If you change the nesting to Paginate the results of Filter, then you should get full pages until the end of the set of matching documents is reached. However, calling Filter might exceed the transaction limits if you have too many matching documents.
It would be better to construct an index that met the Filter conditions.
I’m not sure what you mean by exceeding transaction limits. Do you mean that I could get a 429 (i.e. too many requests error), because of multiple queries in succession as it tries to get to 10? Would you be so kind to elaborate?
I’m not sure the above makes sense in this scenario, it seems like I’d need to create an index for each user (is that what you meant?).
That said, I would love to be able to create indexes, for other scenarios, that were “pre-populated” with data matching certain conditions. For example, an “all_published_recipes” index, that populates with any recipe (from the Recipe collection) where the value of data:isPublished is true.
I was scouring the docs for such a thing, and I came up short, so I didn’t know this was possible. I can’t seem to find where you can add conditional logic to an index. Can you please point me somewhere in the docs where I can read up on this?
I’m not sure what you mean by exceeding transaction limits. Do you mean that I could get a 429 (i.e. too many requests error), because of multiple queries in succession as it tries to get to 10? Would you be so kind to elaborate?
If you have millions of index entries, Filter would have to evaluate each of them. Doing so could exceed the available memory or time limit for the transaction, and an HTTP 429 error would occur and you would get no results.
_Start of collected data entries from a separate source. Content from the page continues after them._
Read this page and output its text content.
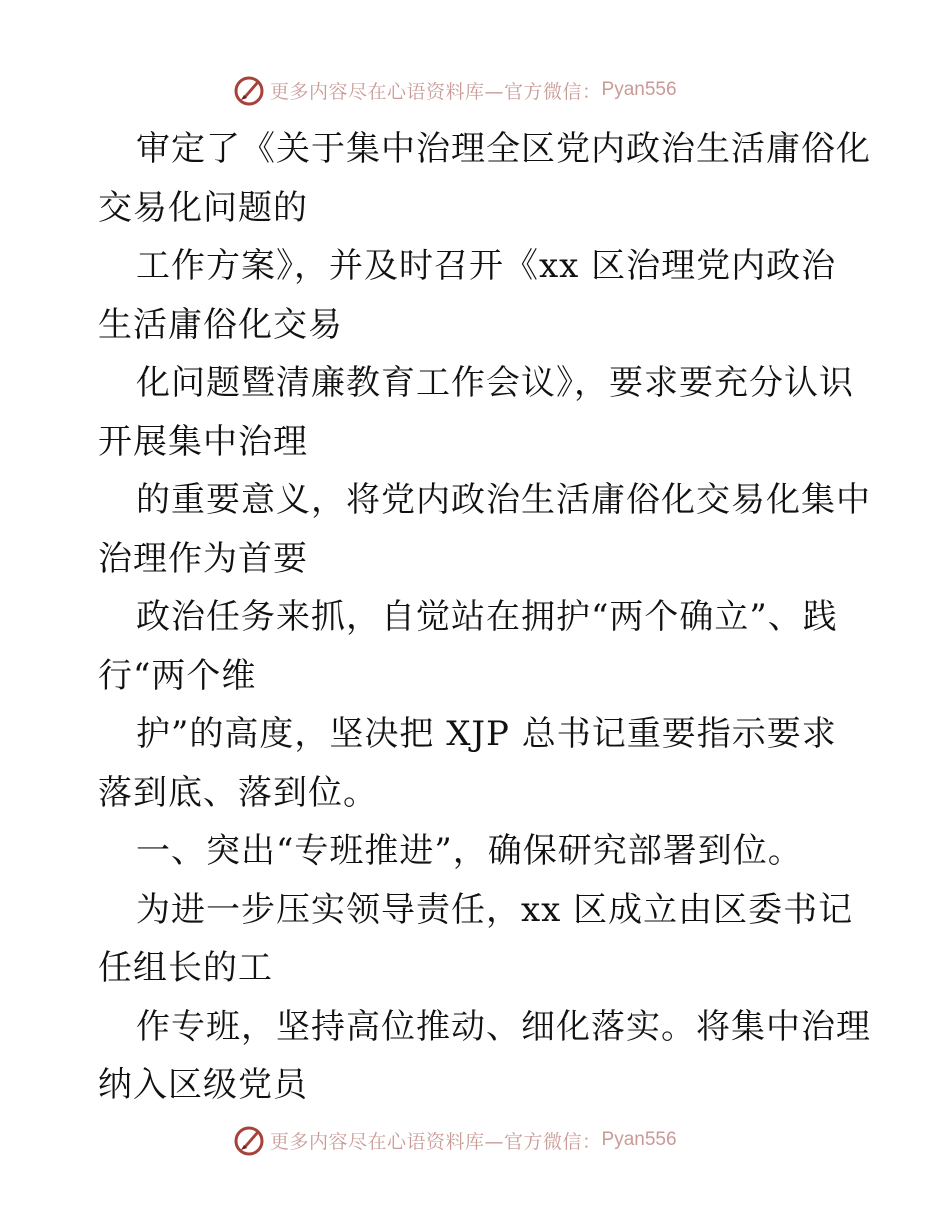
更多内容尽在心语资料库—官方微信： Pyan556
审定了《关于集中治理全区党内政治生活庸俗化
交易化问题的
工作方案》，并及时召开《xx 区治理党内政治
生活庸俗化交易
化问题暨清廉教育工作会议》，要求要充分认识
开展集中治理
的重要意义，将党内政治生活庸俗化交易化集中
治理作为首要
政治任务来抓，自觉站在拥护“两个确立”、践
行“两个维
护”的高度，坚决把 XJP 总书记重要指示要求
落到底、落到位。
一、突出“专班推进”，确保研究部署到位。
为进一步压实领导责任，xx 区成立由区委书记
任组长的工
作专班，坚持高位推动、细化落实。将集中治理
纳入区级党员
更多内容尽在心语资料库—官方微信： Pyan556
I’m not sure the above makes sense in this scenario, it seems like I’d need to create an index for each user (is that what you meant?).
No.
Your query, as written, appears to perform the equivalent of a table scan to find chefId values that match some searchChefId value, and any index entries where isPublished is true. You could adjust your index definition to include chefId as a term, and let the index perform that matching for you.
As you can see, using the “table scan” strategy involves 13x read ops and 81x compute ops (in 9x the time) to get the same answer as using the index to do the searching for you.
I read up on the transactions limits you shared, and I can’t foresee exceeding them toward a 429, but I’ll keep this in mind.
Regarding the index, this thread is kinda old and @ptpaterson and I already had a discussion way up top, where he gave me some great insight on performance, which is line with your kind direction. I should have included that for clarity, mea culpa.
The index for this scenario is the below based on what I’ve learned toward avoiding full scans. All my indexes are built like this in hopes that I’m doing what’s most performant and cost efficient.
{
name: "search_recipes", // <= I know this should have a better name 😊
unique: false,
serialized: true,
source: "Recipe",
values: [
{
field: ["data", "title"]
},
{
field: ["data", "chefId"]
},
{
field: ["data", "cuisines"]
},
{
field: ["data", "tags"]
},
{
field: ["ref"]
}
]
}
Now I’m laughing because I imagine that you’re sharpening the pins for a voodoo doll at this point, but I gotta ask this…
I’ve managed to “fix” all my queries so that I’ve got pagination in the right spot, based on your helpful advice; however, the query that I run on the above index is a bit more tricky:
Your “more tricky” query continues to use the “table scan” strategy, which is necessary when you need to perform more than simple equivalence matching. But you could use an index to handle all of the direct equivalence matching, and then apply Filter for all of the “contains” matches. By doing that, you’re using indexes to reduce the number of index entries to consider. That would make your query more performant and cost less to execute.
The “contains” matches might be better modelled as many-to-many relations by using a “join” collection that identifies which chefs belong to which chef networks, and then you could use indexes to find those matches too. The same would apply to the cuisines.
For your query involving Distinct, it would be better if the Distinct call was inside the Paginate call, since you’d potentially be removing dupes only in a single page, rather than duplicates throughout the resulting set.